Tous les employeurs ont accès au dispositif sous réserve de n'avoir pas procédé à un licenciement économique dans les six mois précédents et à condition que l'embauche ne fasse pas suite à un licenciement.
Le contrat peut être à temps complet ou temps partiel (au moins 20 heures par semaine), à durée indéterminée ou à durée déterminée, d'une durée maximale de 24 mois.
Le CIE est ouvert à toutes les personnes sans emploi rencontrant des difficultés particulières d'insertion professionnelle ou sociale. Ces critères sont examinés par les acteurs locaux (Anpe, etc.) et définies chaque année par le préfet de région.
L'entreprise doit signer une convention avec l'Anpe, précisant notamment la durée du contrat, la durée du travail, les actions de formation prévues, la rémunération, le montant de l'aide de l'Etat. La convention est d'une durée maximale de 24 mois pour les CDI. Pour les CDD, elle peut être renouvelée deux fois dans la limite de 24 mois.
L'employeur perçoit une aide financière de l'Etat destinée à couvrir une partie du coût de l'embauche et de la formation éventuelle. Son montant est fixé chaque année par le préfet de région en fonction des actions de formation prévues, du statut de l'employeur, etc. Elle ne peut dépasser 47% du taux brut du Smic par heure travaillée.
Le CIE est remplacé par le contrat unique d’insertion à compter du 1er janvier 2010, dont le cadre est globalement comparable. Il s’agit d’un CDI ou d’un CDD d’une durée de six à 24 mois.
Ce contrat est destiné aux titulaires de minimaux sociaux rencontrant des difficultés particulières d'accès à l'emploi.
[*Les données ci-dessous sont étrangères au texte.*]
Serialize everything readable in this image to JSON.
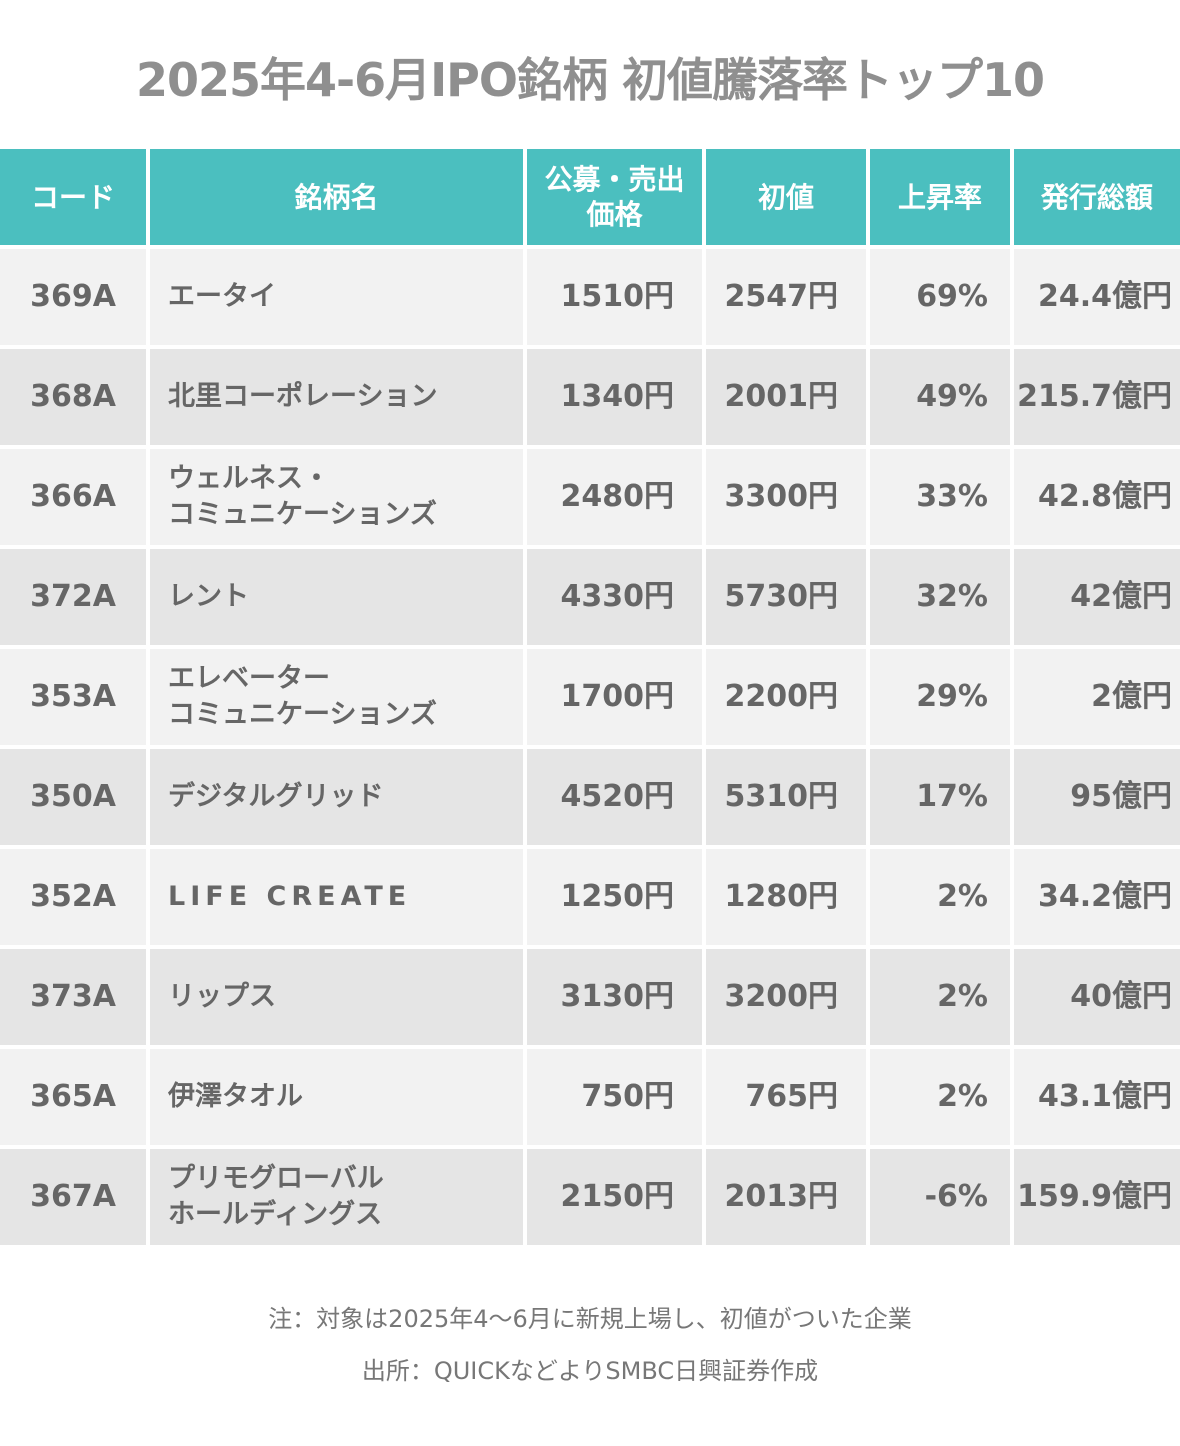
{
  "title": "2025年4-6月IPO銘柄 初値騰落率トップ10",
  "chart_data": {
    "type": "table",
    "title": "2025年4-6月IPO銘柄 初値騰落率トップ10",
    "columns": [
      "コード",
      "銘柄名",
      "公募・売出\n価格",
      "初値",
      "上昇率",
      "発行総額"
    ],
    "rows": [
      [
        "369A",
        "エータイ",
        "1510円",
        "2547円",
        "69%",
        "24.4億円"
      ],
      [
        "368A",
        "北里コーポレーション",
        "1340円",
        "2001円",
        "49%",
        "215.7億円"
      ],
      [
        "366A",
        "ウェルネス・\nコミュニケーションズ",
        "2480円",
        "3300円",
        "33%",
        "42.8億円"
      ],
      [
        "372A",
        "レント",
        "4330円",
        "5730円",
        "32%",
        "42億円"
      ],
      [
        "353A",
        "エレベーター\nコミュニケーションズ",
        "1700円",
        "2200円",
        "29%",
        "2億円"
      ],
      [
        "350A",
        "デジタルグリッド",
        "4520円",
        "5310円",
        "17%",
        "95億円"
      ],
      [
        "352A",
        "LIFE CREATE",
        "1250円",
        "1280円",
        "2%",
        "34.2億円"
      ],
      [
        "373A",
        "リップス",
        "3130円",
        "3200円",
        "2%",
        "40億円"
      ],
      [
        "365A",
        "伊澤タオル",
        "750円",
        "765円",
        "2%",
        "43.1億円"
      ],
      [
        "367A",
        "プリモグローバル\nホールディングス",
        "2150円",
        "2013円",
        "-6%",
        "159.9億円"
      ]
    ]
  },
  "notes": [
    "注：対象は2025年4～6月に新規上場し、初値がついた企業",
    "出所：QUICKなどよりSMBC日興証券作成"
  ],
  "colors": {
    "header": "#4bbfbf",
    "row_light": "#f2f2f2",
    "row_dark": "#e5e5e5",
    "text": "#666666",
    "title": "#8f8f8f"
  }
}
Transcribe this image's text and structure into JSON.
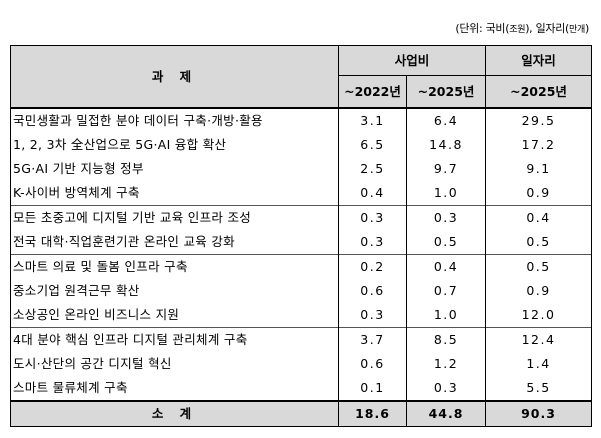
{
  "unit_note": {
    "prefix": "(단위: 국비(",
    "unit1": "조원",
    "middle": "), 일자리(",
    "unit2": "만개",
    "suffix": ")"
  },
  "table": {
    "header": {
      "task": "과 제",
      "budget": "사업비",
      "jobs": "일자리",
      "col_2022": "~2022년",
      "col_2025": "~2025년",
      "col_jobs_2025": "~2025년"
    },
    "rows": [
      {
        "task": "국민생활과 밀접한 분야 데이터 구축·개방·활용",
        "b2022": "3.1",
        "b2025": "6.4",
        "jobs": "29.5",
        "group_start": true
      },
      {
        "task": "1, 2, 3차 全산업으로 5G·AI 융합 확산",
        "b2022": "6.5",
        "b2025": "14.8",
        "jobs": "17.2",
        "group_start": false
      },
      {
        "task": "5G·AI 기반 지능형 정부",
        "b2022": "2.5",
        "b2025": "9.7",
        "jobs": "9.1",
        "group_start": false
      },
      {
        "task": "K-사이버 방역체계 구축",
        "b2022": "0.4",
        "b2025": "1.0",
        "jobs": "0.9",
        "group_start": false
      },
      {
        "task": "모든 초중고에 디지털 기반 교육 인프라 조성",
        "b2022": "0.3",
        "b2025": "0.3",
        "jobs": "0.4",
        "group_start": true
      },
      {
        "task": "전국 대학·직업훈련기관 온라인 교육 강화",
        "b2022": "0.3",
        "b2025": "0.5",
        "jobs": "0.5",
        "group_start": false
      },
      {
        "task": "스마트 의료 및 돌봄 인프라 구축",
        "b2022": "0.2",
        "b2025": "0.4",
        "jobs": "0.5",
        "group_start": true
      },
      {
        "task": "중소기업 원격근무 확산",
        "b2022": "0.6",
        "b2025": "0.7",
        "jobs": "0.9",
        "group_start": false
      },
      {
        "task": "소상공인 온라인 비즈니스 지원",
        "b2022": "0.3",
        "b2025": "1.0",
        "jobs": "12.0",
        "group_start": false
      },
      {
        "task": "4대 분야 핵심 인프라 디지털 관리체계 구축",
        "b2022": "3.7",
        "b2025": "8.5",
        "jobs": "12.4",
        "group_start": true
      },
      {
        "task": "도시·산단의 공간 디지털 혁신",
        "b2022": "0.6",
        "b2025": "1.2",
        "jobs": "1.4",
        "group_start": false
      },
      {
        "task": "스마트 물류체계 구축",
        "b2022": "0.1",
        "b2025": "0.3",
        "jobs": "5.5",
        "group_start": false
      }
    ],
    "total": {
      "label": "소 계",
      "b2022": "18.6",
      "b2025": "44.8",
      "jobs": "90.3"
    }
  }
}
Les intéressés doivent percevoir le RMI, l'allocation de parent isolé ou l'allocation de solidarité spécifique.
L'employeur perçoit une aide égale au montant du RMI attribué à une personne isolée.
Ce contrat peut prendre la forme d'un contrat de travail temporaire ou d'un CDD. Il doit être conclu pour une durée initiale minimale de 6 mois et peut être renouvelé deux fois (pour au moins 3 mois), dans la limite globale de 18 mois. Il peut être à temps plein ou à temps partiel (au moins 20 heures). Il peut également prendre la forme d'un CDI. Dans ce cas, l'aide est versée pendant la durée de la convention conclue entre l'entreprise et les organismes concernés (Anpe ou Conseil général).